La décision concerne un recours en excès de pouvoir contre une taxe sur la création de locaux à usage de bureaux en Île-de-France. Le Tribunal Administratif de Melun, statuant par ordonnance, rejette la requête de la SCI Mimosa III comme étant manifestement irrecevable. La juridiction retient que le requérant n'a pas préalablement saisi le comptable compétent d'une contestation, comme l'exige la procédure prévue par l'article 118 du décret n°2012-1246 du 7 novembre 2012, en lien avec l'article L. 520-22 du code de l'urbanisme.
Texte intégral
Vu la procédure suivante :
Par une requête enregistrée le 22 janvier 2026, la société civile immobilière (SCI) Mimosa III doit être regardée comme demandant au tribunal :
1°) de prononcer la décharge de la taxe sur la création de locaux à usage de bureaux, commerce et stockage en Ile-de-France mise à sa charge par un titre de perception du 19 décembre 2025 ;
2°) de mettre à la charge de l’Etat une somme de 1 500 euros au titre de l’article L. 761-1 du code de justice administrative.

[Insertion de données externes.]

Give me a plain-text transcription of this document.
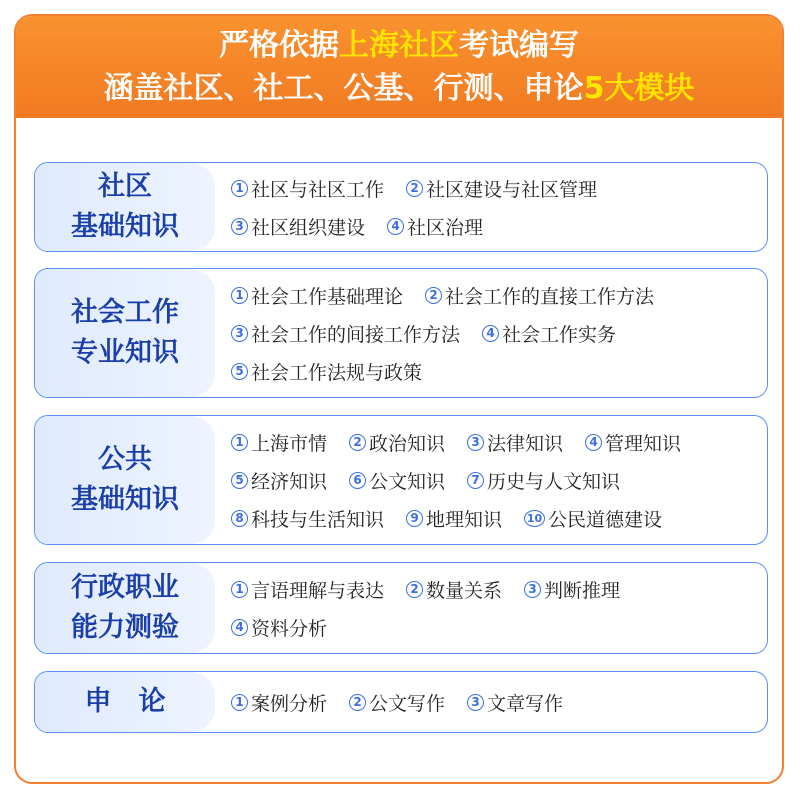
严格依据上海社区考试编写
涵盖社区、社工、公基、行测、申论5大模块
社区
基础知识
1 社区与社区工作	2 社区建设与社区管理
3 社区组织建设	4 社区治理
社会工作
专业知识
1 社会工作基础理论	2 社会工作的直接工作方法
3 社会工作的间接工作方法	4 社会工作实务
5 社会工作法规与政策
公共
基础知识
1 上海市情	2 政治知识	3 法律知识	4 管理知识
5 经济知识	6 公文知识	7 历史与人文知识
8 科技与生活知识	9 地理知识 10 公民道德建设
行政职业
能力测验
1 言语理解与表达	2 数量关系	3 判断推理
4 资料分析
申　论	1 案例分析	2 公文写作	3 文章写作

Vu les autres pièces du dossier.
Vu :
- le code général des impôts et le livre des procédures fiscales ;
- le code de l’urbanisme ;
- le décret n° 2012-1246 du 7 novembre 2012 ;
- le code de justice administrative.
Considérant ce qui suit :
D’une part, aux termes de l’article R. 222-1 du code de justice administrative : « (…) les présidents de formation de jugement des tribunaux (…) peuvent, par ordonnance : (…) 4° Rejeter les requêtes manifestement irrecevables, lorsque la juridiction n'est pas tenue d'inviter leur auteur à les régulariser ou qu'elles n'ont pas été régularisées à l'expiration du délai imparti par une demande en ce sens ; (…) ».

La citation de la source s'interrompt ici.